Implementation of Proposal

There are a lot of opportunities for fans to support their favorite artists. First and foremost is to have no part in piracy. If you want the CD, buy it, do not copy it.  If you want the digital download, purchase it, do not get it from an unsanctioned site and do not steam rip it. The best way to get digital downloads is from the artists website or through Bandcamp. If you truly are struggling financially and cannot afford to pay for the music you listen to then be sure to at least listen from a licensed streaming website such as Spotify where they do pay at least something to the artists.  Brooke also suggests that fans “take the time to ‘like’ and ‘follow’ the musician on any social media account. The more people that do, the better the reach and the more opportunities they'll have to succeed (Brooke, Hayden. Personal Interview. 4 Oct 2017).

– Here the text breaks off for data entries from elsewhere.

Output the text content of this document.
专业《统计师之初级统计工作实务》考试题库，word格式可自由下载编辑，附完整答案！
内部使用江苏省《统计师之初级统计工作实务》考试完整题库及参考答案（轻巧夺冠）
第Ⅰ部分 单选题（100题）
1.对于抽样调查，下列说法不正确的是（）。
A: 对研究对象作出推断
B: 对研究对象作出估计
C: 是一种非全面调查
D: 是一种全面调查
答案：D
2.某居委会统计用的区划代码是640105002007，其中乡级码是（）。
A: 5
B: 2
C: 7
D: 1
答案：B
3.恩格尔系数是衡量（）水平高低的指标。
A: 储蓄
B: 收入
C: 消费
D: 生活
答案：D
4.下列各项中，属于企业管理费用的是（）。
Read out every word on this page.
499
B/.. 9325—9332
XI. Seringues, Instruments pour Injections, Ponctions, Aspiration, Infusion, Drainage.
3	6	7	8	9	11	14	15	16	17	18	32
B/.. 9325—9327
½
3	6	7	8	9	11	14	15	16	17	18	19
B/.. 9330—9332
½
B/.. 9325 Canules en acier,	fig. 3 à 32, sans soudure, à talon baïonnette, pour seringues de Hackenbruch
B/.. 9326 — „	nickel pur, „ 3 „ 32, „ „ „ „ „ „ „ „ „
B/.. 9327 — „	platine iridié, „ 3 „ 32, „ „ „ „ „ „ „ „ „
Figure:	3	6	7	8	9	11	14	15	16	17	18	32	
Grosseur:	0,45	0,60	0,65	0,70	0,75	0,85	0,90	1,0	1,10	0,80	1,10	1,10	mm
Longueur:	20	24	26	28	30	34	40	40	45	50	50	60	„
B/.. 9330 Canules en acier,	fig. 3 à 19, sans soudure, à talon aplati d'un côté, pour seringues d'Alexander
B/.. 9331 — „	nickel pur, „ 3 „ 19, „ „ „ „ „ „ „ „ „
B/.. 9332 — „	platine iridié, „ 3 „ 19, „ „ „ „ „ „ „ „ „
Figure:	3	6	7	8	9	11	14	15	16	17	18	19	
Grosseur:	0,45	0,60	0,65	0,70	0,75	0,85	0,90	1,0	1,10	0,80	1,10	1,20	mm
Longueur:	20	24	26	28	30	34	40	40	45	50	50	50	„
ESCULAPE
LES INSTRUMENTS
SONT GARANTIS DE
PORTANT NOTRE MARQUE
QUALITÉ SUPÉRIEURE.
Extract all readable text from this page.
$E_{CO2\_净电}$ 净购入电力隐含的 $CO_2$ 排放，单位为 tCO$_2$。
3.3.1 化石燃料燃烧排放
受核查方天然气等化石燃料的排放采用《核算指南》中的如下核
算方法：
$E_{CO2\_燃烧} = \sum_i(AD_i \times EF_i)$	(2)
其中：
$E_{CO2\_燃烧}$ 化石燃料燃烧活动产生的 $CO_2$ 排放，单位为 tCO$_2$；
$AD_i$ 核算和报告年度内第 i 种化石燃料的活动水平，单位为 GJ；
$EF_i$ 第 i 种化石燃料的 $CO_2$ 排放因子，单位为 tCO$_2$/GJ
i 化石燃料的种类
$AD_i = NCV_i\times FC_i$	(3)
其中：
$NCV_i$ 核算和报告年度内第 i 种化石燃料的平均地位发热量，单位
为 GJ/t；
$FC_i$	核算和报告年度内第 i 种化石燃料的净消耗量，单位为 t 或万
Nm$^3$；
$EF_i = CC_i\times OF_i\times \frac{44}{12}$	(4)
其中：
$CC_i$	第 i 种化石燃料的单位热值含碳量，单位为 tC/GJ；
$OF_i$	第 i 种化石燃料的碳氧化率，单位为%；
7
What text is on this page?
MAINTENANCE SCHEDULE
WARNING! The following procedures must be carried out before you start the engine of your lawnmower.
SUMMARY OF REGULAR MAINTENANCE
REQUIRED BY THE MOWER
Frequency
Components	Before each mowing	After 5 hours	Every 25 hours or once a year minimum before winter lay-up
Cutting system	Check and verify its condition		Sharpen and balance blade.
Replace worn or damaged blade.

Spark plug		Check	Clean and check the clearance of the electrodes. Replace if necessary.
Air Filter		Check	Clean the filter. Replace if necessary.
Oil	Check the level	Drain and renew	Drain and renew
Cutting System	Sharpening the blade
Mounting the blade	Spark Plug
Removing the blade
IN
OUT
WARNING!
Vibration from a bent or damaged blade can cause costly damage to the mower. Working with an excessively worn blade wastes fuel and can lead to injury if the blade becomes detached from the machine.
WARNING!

Shuntich (Shuntich, Adam. Email Interview. 7 Oct 2017).further urges fans to go out to their shows:

This seems like a no brainer, but it can be very difficult to get people in the seats.  Fans must realize that concerts are how musicians pay their rent and keep their fridges stocked.  Not only that, but live performances is what drives many artists to keep creating.  It’s our lifeblood.  Go to shows, sit or stand close to the front, and dance.  Others will follow, and the band will put on a better show because of the energy given to them.  But first, you have to go.

While concert payouts help musicians pay their utilities bills, there are a lot more expenses than that for the local musician.  Recording gear, instruments, a tour vehicle, gas and lodging, food, and studio time are all expenses that must be paid if an artist is to move forward in their career.  This revenue often comes from merchandise sales at live shows, and is where artists get their highest return on investment.  “So if you go to a show, buy a CD or a T-Shirt.  A $20 t-shirt is enough to feed four hungry touring musicians for an entire day, and a couple CD’s will fill up the gas tank and allow them to get the next town and show,” Shuntich (Shuntich, Adam. Email Interview. 7 Oct 2017) further advises fans. This is their job, and artists need paid just like everybody else.